Cerpen, Kompas, Ni Komang Ariani

Orang-orang Aneh dari Selatan

Orang-orang Aneh dari Selatan - Cerpen Ni Komang Ariani

Orang-orang Aneh dari Selatan ilustrasi Rusyan Yasin/Kompas

3.4
(17)

Cerpen Ni Komang Ariani (Kompas, 13 Oktober 2024)

AKU melihat orang-orang berdatangan dari Selatan. Mereka datang dalam rombongan-rombongan kecil. Orang-orang yang datang itu tampak lelah dan sarat oleh kekacauan di dalam pikiran mereka. Kepergian mereka ke desa Rembulan seperti menyimpan harapan yang sangat besar. Desa Rembulan yang diapit perbukitan tiga penjuru, entah kenapa dianggap sebagai desa yang bisa memberikan harapan untuk mereka. Untuk sampai ke desa Rembulan, orang-orang dari Selatan harus menyusuri sungai Kuning yang berkelok-kelok. Mereka harus berjalan selama tiga hari tiga malam untuk bisa sampai ke hulu sungai Kuning. Orang-orang Selatan yang biasa dengan kehidupan perkotaan akan menganggap ini perjalanan gila.

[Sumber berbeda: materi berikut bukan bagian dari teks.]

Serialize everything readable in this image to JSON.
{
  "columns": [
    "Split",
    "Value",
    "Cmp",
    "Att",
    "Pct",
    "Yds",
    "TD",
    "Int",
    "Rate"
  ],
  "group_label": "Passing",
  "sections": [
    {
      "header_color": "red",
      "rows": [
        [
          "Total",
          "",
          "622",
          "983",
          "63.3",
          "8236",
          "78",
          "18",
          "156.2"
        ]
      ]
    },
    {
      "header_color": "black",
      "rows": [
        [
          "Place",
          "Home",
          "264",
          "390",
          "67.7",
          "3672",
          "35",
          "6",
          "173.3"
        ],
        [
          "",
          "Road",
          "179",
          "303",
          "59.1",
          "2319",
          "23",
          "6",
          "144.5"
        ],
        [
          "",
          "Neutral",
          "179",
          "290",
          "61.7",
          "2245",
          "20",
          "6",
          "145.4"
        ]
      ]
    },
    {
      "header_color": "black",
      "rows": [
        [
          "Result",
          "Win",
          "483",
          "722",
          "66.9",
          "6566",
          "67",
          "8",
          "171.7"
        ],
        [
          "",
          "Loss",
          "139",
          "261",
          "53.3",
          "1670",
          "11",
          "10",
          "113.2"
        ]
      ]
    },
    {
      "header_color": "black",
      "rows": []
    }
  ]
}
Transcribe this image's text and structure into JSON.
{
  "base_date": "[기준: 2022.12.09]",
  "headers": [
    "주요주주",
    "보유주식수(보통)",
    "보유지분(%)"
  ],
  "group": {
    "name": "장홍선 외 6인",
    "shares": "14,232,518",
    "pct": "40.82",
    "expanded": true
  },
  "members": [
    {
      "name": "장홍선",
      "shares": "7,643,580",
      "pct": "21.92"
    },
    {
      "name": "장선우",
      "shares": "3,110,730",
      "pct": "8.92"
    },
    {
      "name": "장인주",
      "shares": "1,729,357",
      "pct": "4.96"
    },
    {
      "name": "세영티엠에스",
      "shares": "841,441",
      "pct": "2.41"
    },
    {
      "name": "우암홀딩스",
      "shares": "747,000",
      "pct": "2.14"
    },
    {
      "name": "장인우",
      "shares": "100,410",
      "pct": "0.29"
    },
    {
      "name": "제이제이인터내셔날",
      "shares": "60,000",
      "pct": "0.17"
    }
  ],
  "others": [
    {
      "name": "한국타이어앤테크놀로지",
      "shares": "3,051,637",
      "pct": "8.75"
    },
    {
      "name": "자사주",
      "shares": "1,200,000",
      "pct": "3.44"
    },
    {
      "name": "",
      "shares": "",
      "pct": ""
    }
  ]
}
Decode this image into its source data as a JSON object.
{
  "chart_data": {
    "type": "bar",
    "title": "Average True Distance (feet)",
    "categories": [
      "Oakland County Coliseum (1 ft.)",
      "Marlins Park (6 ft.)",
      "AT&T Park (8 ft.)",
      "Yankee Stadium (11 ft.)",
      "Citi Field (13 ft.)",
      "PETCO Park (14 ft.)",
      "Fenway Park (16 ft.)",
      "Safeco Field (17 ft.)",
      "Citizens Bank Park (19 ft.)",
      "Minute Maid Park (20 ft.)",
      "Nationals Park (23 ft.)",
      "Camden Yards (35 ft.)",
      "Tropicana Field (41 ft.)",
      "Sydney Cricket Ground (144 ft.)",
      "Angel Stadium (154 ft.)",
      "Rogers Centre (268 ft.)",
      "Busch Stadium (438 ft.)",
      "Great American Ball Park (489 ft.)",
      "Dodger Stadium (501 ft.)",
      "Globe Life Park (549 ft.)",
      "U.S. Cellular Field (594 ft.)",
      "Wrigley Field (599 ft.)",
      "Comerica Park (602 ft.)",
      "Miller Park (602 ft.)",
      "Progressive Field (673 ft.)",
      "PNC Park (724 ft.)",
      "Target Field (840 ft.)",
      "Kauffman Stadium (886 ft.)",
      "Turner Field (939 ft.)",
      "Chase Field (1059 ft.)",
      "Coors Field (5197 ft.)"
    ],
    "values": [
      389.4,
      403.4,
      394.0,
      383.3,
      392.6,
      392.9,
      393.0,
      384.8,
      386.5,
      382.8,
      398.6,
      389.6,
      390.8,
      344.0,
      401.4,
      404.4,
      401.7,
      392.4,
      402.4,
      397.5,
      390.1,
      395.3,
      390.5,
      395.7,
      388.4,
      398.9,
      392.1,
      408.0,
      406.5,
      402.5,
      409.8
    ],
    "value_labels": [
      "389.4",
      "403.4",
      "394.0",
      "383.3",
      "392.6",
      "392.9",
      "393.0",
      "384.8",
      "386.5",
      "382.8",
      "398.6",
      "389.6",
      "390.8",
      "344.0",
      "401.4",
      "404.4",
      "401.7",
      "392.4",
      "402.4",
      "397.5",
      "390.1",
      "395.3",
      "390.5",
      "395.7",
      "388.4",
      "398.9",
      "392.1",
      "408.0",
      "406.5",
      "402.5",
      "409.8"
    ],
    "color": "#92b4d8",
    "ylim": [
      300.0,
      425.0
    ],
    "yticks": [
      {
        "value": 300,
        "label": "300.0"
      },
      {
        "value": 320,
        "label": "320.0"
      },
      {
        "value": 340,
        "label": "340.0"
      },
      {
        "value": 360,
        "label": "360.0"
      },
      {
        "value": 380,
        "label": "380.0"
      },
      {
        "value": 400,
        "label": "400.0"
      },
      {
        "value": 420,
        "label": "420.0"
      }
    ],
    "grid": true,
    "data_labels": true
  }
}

Kawasan Selatan dikenal sebagai sebuah pinggiran kota yang hancur lebur. Kawasan ini ada di balik kota Sanya yang megah dan masyur. Selatan adalah kebalikan kota Sanya yang ada di brosur-brosur wisata dan menjadi impian semua orang untuk mengunjunginya. Hanya orang yang berada antara hidup dan mati yang cukup nekad untuk menyeberang ke Selatan melalui sebuah celah di dalam air yang menghubungkan dua area ini. Orang-orang yang terbiasa tinggal di kota Sanya, akan merasa seperti dilempar ke neraka ketika memasuki area Selatan.

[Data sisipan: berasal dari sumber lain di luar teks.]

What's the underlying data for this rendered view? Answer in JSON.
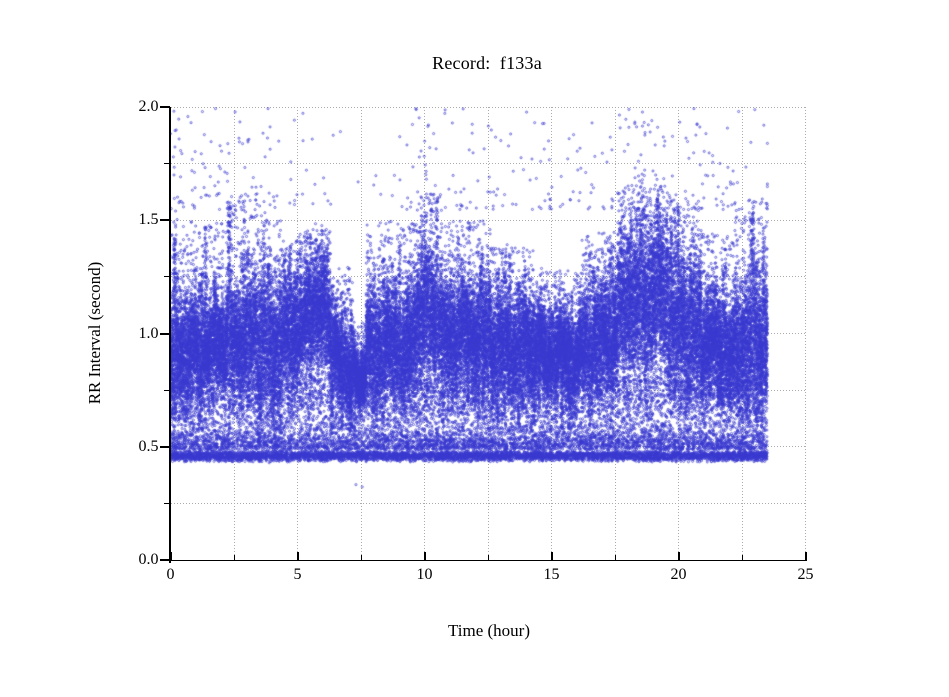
{
  "figure": {
    "background_color": "#ffffff",
    "text_color": "#000000",
    "grid_color": "#ababab",
    "grid_style": "dotted"
  },
  "chart_data": {
    "type": "scatter",
    "title": "Record:  f133a",
    "xlabel": "Time (hour)",
    "ylabel": "RR Interval (second)",
    "xlim": [
      0,
      25
    ],
    "ylim": [
      0.0,
      2.0
    ],
    "x_tick_labels": [
      "0",
      "5",
      "10",
      "15",
      "20",
      "25"
    ],
    "x_major_ticks": [
      0,
      5,
      10,
      15,
      20,
      25
    ],
    "x_minor_step": 2.5,
    "y_tick_labels": [
      "0.0",
      "0.5",
      "1.0",
      "1.5",
      "2.0"
    ],
    "y_major_ticks": [
      0.0,
      0.5,
      1.0,
      1.5,
      2.0
    ],
    "y_minor_step": 0.25,
    "grid": "dotted gridlines every 2.5 h (vertical) and 0.25 s (horizontal); top and right frame are dotted gridlines",
    "legend": "none",
    "point_color": "#3a3ad0",
    "point_style": "small open circles, radius ~1px",
    "recording_duration_hours": 23.5,
    "description": "24-hour RR-interval tachogram for record f133a: a dense main band of normal beats whose center drifts between ~0.82 and ~1.15 s, a tight dense artifact band at ~0.44-0.50 s spanning the whole recording, intermediate scatter 0.5-0.8 s, and sparse long-RR outliers up to 2.0 s.",
    "random_seed": 42,
    "segment_fields": [
      "t_start",
      "t_end",
      "center_start",
      "center_end",
      "spread",
      "upper_max"
    ],
    "main_band_segments": [
      [
        0.0,
        0.7,
        0.9,
        0.92,
        0.13,
        1.55
      ],
      [
        0.7,
        2.2,
        0.93,
        0.95,
        0.11,
        1.5
      ],
      [
        2.2,
        3.4,
        0.96,
        0.98,
        0.13,
        1.62
      ],
      [
        3.4,
        4.4,
        0.95,
        0.95,
        0.17,
        1.5
      ],
      [
        4.4,
        5.3,
        1.0,
        1.02,
        0.13,
        1.45
      ],
      [
        5.3,
        6.3,
        1.1,
        1.08,
        0.14,
        1.48
      ],
      [
        6.3,
        7.2,
        0.92,
        0.84,
        0.1,
        1.3
      ],
      [
        7.2,
        7.7,
        0.82,
        0.82,
        0.06,
        1.05
      ],
      [
        7.7,
        9.7,
        0.92,
        0.95,
        0.13,
        1.5
      ],
      [
        9.7,
        10.7,
        1.08,
        1.06,
        0.15,
        1.62
      ],
      [
        10.7,
        12.6,
        1.0,
        0.98,
        0.13,
        1.5
      ],
      [
        12.6,
        14.3,
        0.95,
        0.93,
        0.12,
        1.38
      ],
      [
        14.3,
        16.2,
        0.92,
        0.92,
        0.1,
        1.28
      ],
      [
        16.2,
        17.6,
        0.95,
        1.0,
        0.12,
        1.45
      ],
      [
        17.6,
        19.6,
        1.12,
        1.15,
        0.18,
        1.66
      ],
      [
        19.6,
        20.9,
        1.05,
        1.0,
        0.16,
        1.6
      ],
      [
        20.9,
        22.2,
        0.95,
        0.93,
        0.12,
        1.45
      ],
      [
        22.2,
        23.5,
        0.95,
        0.97,
        0.16,
        1.6
      ]
    ],
    "main_points_per_hour": 2100,
    "bottom_band": {
      "t_start": 0,
      "t_end": 23.5,
      "y_center": 0.462,
      "y_sigma": 0.011,
      "fade_top": 0.7,
      "count": 9000
    },
    "low_scatter": {
      "t_start": 0,
      "t_end": 23.5,
      "y_min": 0.5,
      "y_max": 0.8,
      "count": 4800
    },
    "upper_outliers": {
      "y_min": 1.55,
      "y_max": 2.0,
      "count": 380,
      "hourly_weights": [
        3,
        2,
        1.6,
        2.2,
        1.4,
        1.2,
        1.0,
        0.6,
        1.2,
        1.8,
        2.4,
        2.0,
        1.6,
        1.6,
        1.2,
        0.8,
        1.2,
        2.0,
        2.6,
        2.4,
        2.2,
        1.6,
        1.2,
        2.0
      ]
    },
    "isolated_low_points": [
      [
        7.3,
        0.335
      ],
      [
        7.55,
        0.325
      ]
    ]
  }
}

Tembok yang tinggi menghalangi cahaya matahari masuk ke area Selatan. Area Selatan menjadi tempat yang selalu temaram dan sulit melihat wajah orang-orang yang lalu-lalang dengan jelas. Kalaupun sempat melihat sekilas wajah orang-orang itu, konon, orang-orang di Selatan memiliki wajah yang gelap. Entah apa yang mengubah orang yang hidup riang gembira di kota Sanya ini memilih menyeberang ke area Selatan. Aku belum pernah ke kota Sanya, namun aku mendengar orang-orang di sana memiliki wajah-wajah yang bening seperti kaca, pakaian hitam-hitam yang trendi, perkantoran dengan garis-garis yang tegas; pagi ditandai gegas, dan gerak langkah yang terburu-buru di tengah kerumunan; kesuntukan menekuni layar komputer, dan malam yang ditandai tubuh lunglai kelelahan. Subuh adalah saat yang mengerikan. Beberapa sudut kota Sanya ditandai jeritan histeris. Satu atau dua tubuh melayang deras dari ketinggian.

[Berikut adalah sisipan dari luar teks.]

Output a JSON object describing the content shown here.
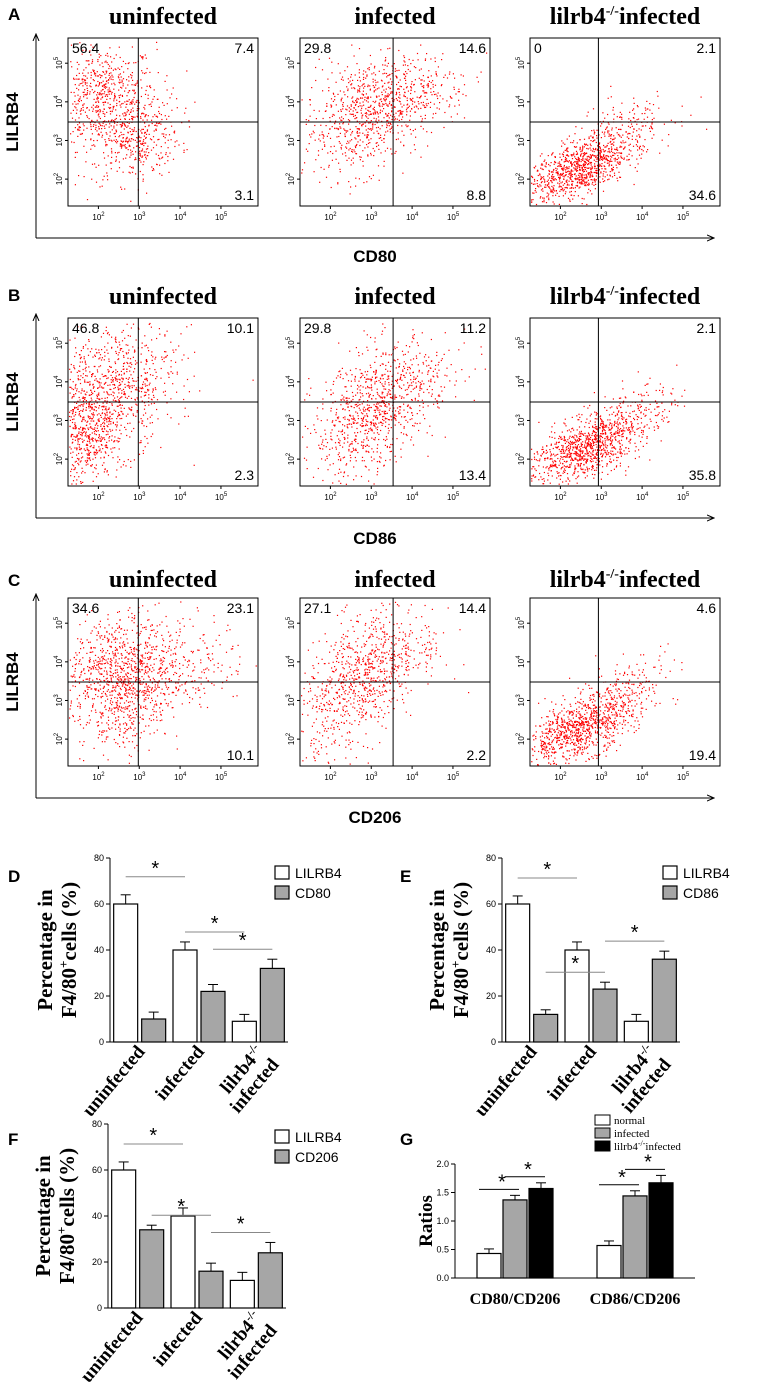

Aku menduga orang-orang yang kalah dalam persaingan di kota Sanya dan masih memiliki nyali untuk hidup, memutuskan untuk menyeberang ke area Selatan. Mereka menghilang tanpa jejak dari Sanya. Seperti orang yang menguap di siang bolong. Beberapa orang mungkin menganggap meninggalkan identitas mereka yang lama akan membuat mereka mampu bertahan hidup. Namun area Selatan adalah tempat yang begitu buruk untuk melanjutkan hidup. Aroma got yang begitu kencang membuat orang-orang yang tinggal di sana seperti hidup di dalam got raksasa dan berenang-renang di dalamnya. Konon, orang yang hidupnya paling buruk di area Selatan, sering mencium aroma kecoak dari mulutnya sendiri. Bila hari menjadi gelap, tubuh-tubuh pun bergelimpangan di tengah jalan raya. Orang-orang itu tidak memiliki cukup uang untuk menyewa sebuah kamar.

Baca juga  Merpati Nuh

Mungkin dengan alasan itulah mereka memutuskan untuk melakukan perjalananan panjang ke desa Rembulan. Tiga hari tiga malam untuk sebuah kehidupan yang lebih baik, tentu layak dicoba. Namun aku tidak yakin, bahwa desa Rembulan akan bisa memenuhi harapan mereka akan sebuah kehidupan yang lebih baik.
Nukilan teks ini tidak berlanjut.